The company aims to make the update process easier and more reliable for manufacturers with an infrastructure they can use to deploy updates, so they don't have to build the technology to do it themselves. Snyder calls the update mechanism the "core security feature": With this in place, manufacturers have the ability to get back to a "known good state" if a device is compromised.
Snyder says the process of how Thistle will work is similar to how you might use a graphics library or a communications library. A manufacturer will incorporate the library into the product they're building, and it will deliver the update functionality. She notes there are other mechanisms, lower in the system and on the back end, to manage update delivery and configurations.
While Thistle's technology can be used by any manufacturer, Snyder says she's now focused on those with well-understood and recognized high-security devices. This might include point-of-sale devices, ATMs, or automotive devices, as well as devices in highly regulated industries like medicine and aviation. The people most motivated to get up to speed have customers who are worried about security, she adds, and they want a mechanism that can be easily integrated.
Learning, Building, and Growing
With the seed round secured, Snyder says the company is now staffing up and building its engineering organization. It's also working with developer partners to ensure the technology Thistle is building will meet their needs, as well as the restrictions they're operating against.
Understanding developers' needs, and the factors beyond security risk that developers face, is helpful, she explains. Thistle wants to understand and address the needs of multiple businesses across industries, and knowing how they think can help inform a product they'll actually use.
"I see that, in general, throughout my entire career, that a perfect security solution is useless if the business won't deploy it," Snyder continues. "You never actually get to deliver that perfect security solution … security is always kind of at odds with performance or your schedule for shipping a product," along with other factors like space and cost, she adds.

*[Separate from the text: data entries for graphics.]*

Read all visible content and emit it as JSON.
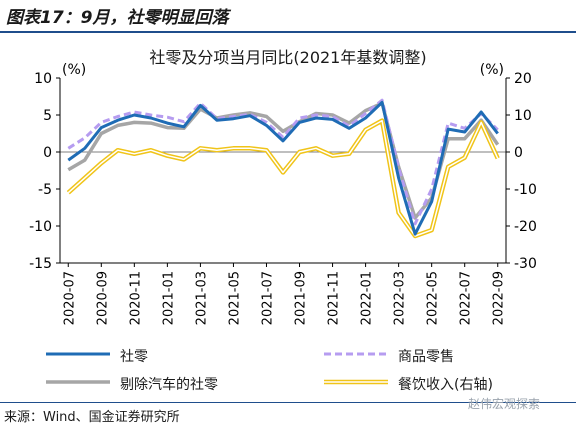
{
  "figure_title": "图表17：9月，社零明显回落",
  "source_note": "来源：Wind、国金证券研究所",
  "watermark": "赵伟宏观探索",
  "colors": {
    "retail": "#1f6cb5",
    "goods": "#b69cf0",
    "ex_auto": "#a6a6a6",
    "catering": "#f0c419",
    "accent": "#1f4e8c"
  },
  "chart_data": {
    "type": "line",
    "title": "社零及分项当月同比(2021年基数调整)",
    "left_unit": "(%)",
    "right_unit": "(%)",
    "ylim": [
      -15,
      10
    ],
    "y2lim": [
      -30,
      20
    ],
    "yticks": [
      -15,
      -10,
      -5,
      0,
      5,
      10
    ],
    "y2ticks": [
      -30,
      -20,
      -10,
      0,
      10,
      20
    ],
    "x": [
      "2020-07",
      "2020-08",
      "2020-09",
      "2020-10",
      "2020-11",
      "2020-12",
      "2021-01",
      "2021-02",
      "2021-03",
      "2021-04",
      "2021-05",
      "2021-06",
      "2021-07",
      "2021-08",
      "2021-09",
      "2021-10",
      "2021-11",
      "2021-12",
      "2022-01",
      "2022-02",
      "2022-03",
      "2022-04",
      "2022-05",
      "2022-06",
      "2022-07",
      "2022-08",
      "2022-09"
    ],
    "xtick_labels": [
      "2020-07",
      "2020-09",
      "2020-11",
      "2021-01",
      "2021-03",
      "2021-05",
      "2021-07",
      "2021-09",
      "2021-11",
      "2022-01",
      "2022-03",
      "2022-05",
      "2022-07",
      "2022-09"
    ],
    "series": [
      {
        "name": "社零",
        "axis": "left",
        "key": "retail",
        "values": [
          -1.1,
          0.5,
          3.3,
          4.3,
          5.0,
          4.6,
          3.9,
          3.4,
          6.3,
          4.3,
          4.5,
          4.9,
          3.6,
          1.5,
          4.0,
          4.6,
          4.4,
          3.2,
          4.6,
          6.7,
          -3.5,
          -11.1,
          -6.7,
          3.1,
          2.7,
          5.4,
          2.5
        ]
      },
      {
        "name": "商品零售",
        "axis": "left",
        "key": "goods",
        "values": [
          0.5,
          1.9,
          4.0,
          4.8,
          5.4,
          5.0,
          4.7,
          4.1,
          6.6,
          4.5,
          4.8,
          5.1,
          4.0,
          2.0,
          4.6,
          5.0,
          4.8,
          3.5,
          5.2,
          7.0,
          -2.1,
          -9.7,
          -5.0,
          3.9,
          3.2,
          5.2,
          3.0
        ]
      },
      {
        "name": "剔除汽车的社零",
        "axis": "left",
        "key": "ex_auto",
        "values": [
          -2.4,
          -1.1,
          2.5,
          3.6,
          4.0,
          3.9,
          3.3,
          3.2,
          5.8,
          4.6,
          5.0,
          5.3,
          4.8,
          2.8,
          4.1,
          5.2,
          5.0,
          3.9,
          5.6,
          6.6,
          -2.0,
          -8.9,
          -6.2,
          1.8,
          1.8,
          4.3,
          1.0
        ]
      },
      {
        "name": "餐饮收入(右轴)",
        "axis": "right",
        "key": "catering",
        "values": [
          -11.0,
          -7.0,
          -3.0,
          0.5,
          -0.5,
          0.5,
          -1.0,
          -2.0,
          1.0,
          0.5,
          1.0,
          1.0,
          0.5,
          -5.5,
          0.0,
          1.0,
          -1.0,
          -0.5,
          6.0,
          8.5,
          -16.4,
          -22.7,
          -21.1,
          -4.0,
          -1.5,
          8.0,
          -1.7
        ]
      }
    ],
    "legend": [
      {
        "label": "社零",
        "key": "retail",
        "style": "solid"
      },
      {
        "label": "商品零售",
        "key": "goods",
        "style": "dashed"
      },
      {
        "label": "剔除汽车的社零",
        "key": "ex_auto",
        "style": "solid"
      },
      {
        "label": "餐饮收入(右轴)",
        "key": "catering",
        "style": "double"
      }
    ]
  }
}
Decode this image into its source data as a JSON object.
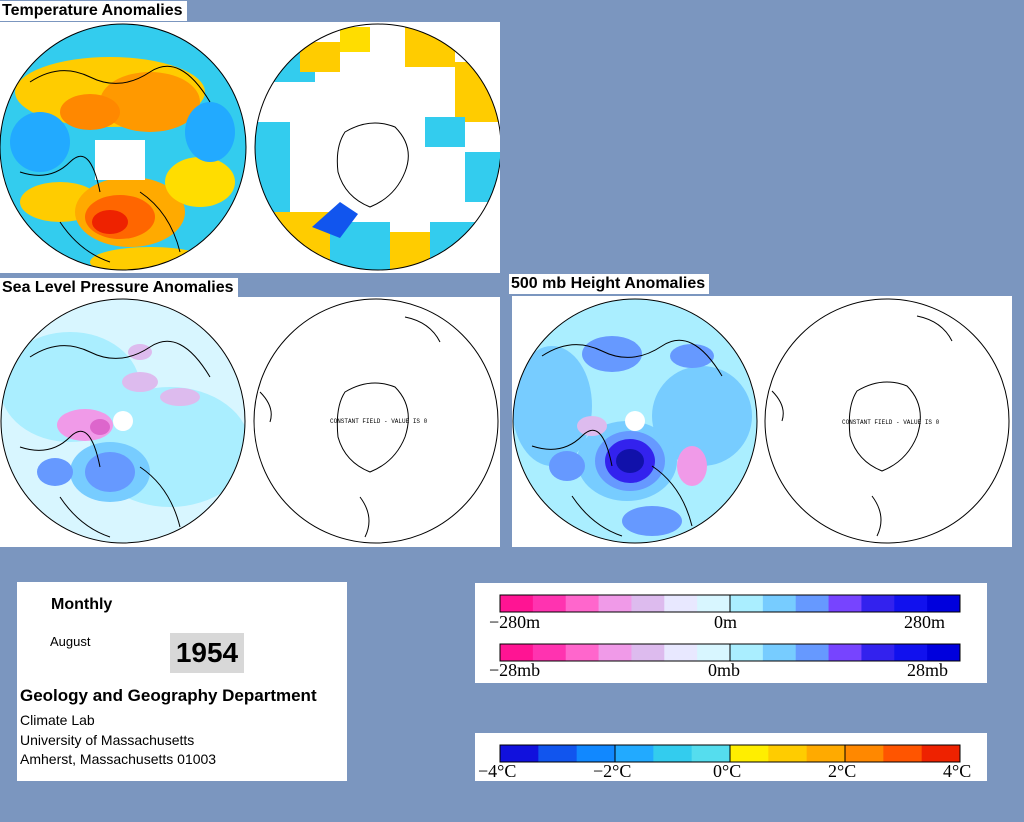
{
  "panels": {
    "temperature_title": "Temperature Anomalies",
    "slp_title": "Sea Level Pressure Anomalies",
    "height_title": "500 mb Height Anomalies",
    "constant_field_note": "CONSTANT FIELD - VALUE IS 0"
  },
  "info": {
    "period": "Monthly",
    "month": "August",
    "year": "1954",
    "department": "Geology and Geography Department",
    "lab": "Climate Lab",
    "university": "University of Massachusetts",
    "address": "Amherst, Massachusetts 01003"
  },
  "legends": {
    "height": {
      "labels": [
        "−280m",
        "0m",
        "280m"
      ]
    },
    "pressure": {
      "labels": [
        "−28mb",
        "0mb",
        "28mb"
      ]
    },
    "temperature": {
      "labels": [
        "−4°C",
        "−2°C",
        "0°C",
        "2°C",
        "4°C"
      ]
    }
  },
  "colors": {
    "background": "#7b96bf",
    "anomaly_scale": [
      "#ff1493",
      "#ff33b0",
      "#ff66cc",
      "#f09ae8",
      "#ddbbee",
      "#e8e8ff",
      "#d8f6ff",
      "#aaeeff",
      "#77ccff",
      "#6699ff",
      "#7744ff",
      "#3322ee",
      "#1111ee",
      "#0000dd"
    ],
    "temperature_scale": [
      "#1111dd",
      "#1155ee",
      "#1188ff",
      "#22aaff",
      "#33ccee",
      "#55ddee",
      "#ffee00",
      "#ffcc00",
      "#ffaa00",
      "#ff8800",
      "#ff5500",
      "#ee2200"
    ]
  }
}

As Thistle develops its technology, the need to secure a wealth of connected devices continues to grow. It's often difficult for CISOs to evaluate a product's security before they buy it, she notes, and not every business has the resources to reverse-engineer devices and test the security themselves. CISOs often have to send out a questionnaire to the device manufacturer, which gives few answers – for example, the kind of encryption used but not its implementation.
"I think getting to a place where they can talk about, 'This is the type of mechanism we're using for security; this is the way we're storing out credentials; this is the way we are providing resilience in our implementation" can help CISOs understand whether to procure a device, she says. Without proper answers to these questions, more devices add to the attack surface.
As she continues to build Thistle, Snyder says a critical consideration is giving employees an environment they like to work in – a lesson learned in her years as a security leader. It's tough to secure an organization when the security team is consistently operating at high capacity, has to step up following an attack, and then goes back to operating above a sustainable rate.
"One of the things that I have taken from my years in leadership is making sure that we sign up for what we can deliver in a reasonable workweek – that folks have an appropriate amount of work life balance," she says.
Why the name Thistle? A thistle is a flowering plant with a built-in defense mechanism that wards off herbivores who might otherwise snack on it. The idea of this "organic defense mechanism" related to Snyder's idea for the company and technologies she's building.
"I feel like the problem that we're up against is enormous, and it really does take something like the tenacity of a weed to attempt to try and make a significant difference here," she says.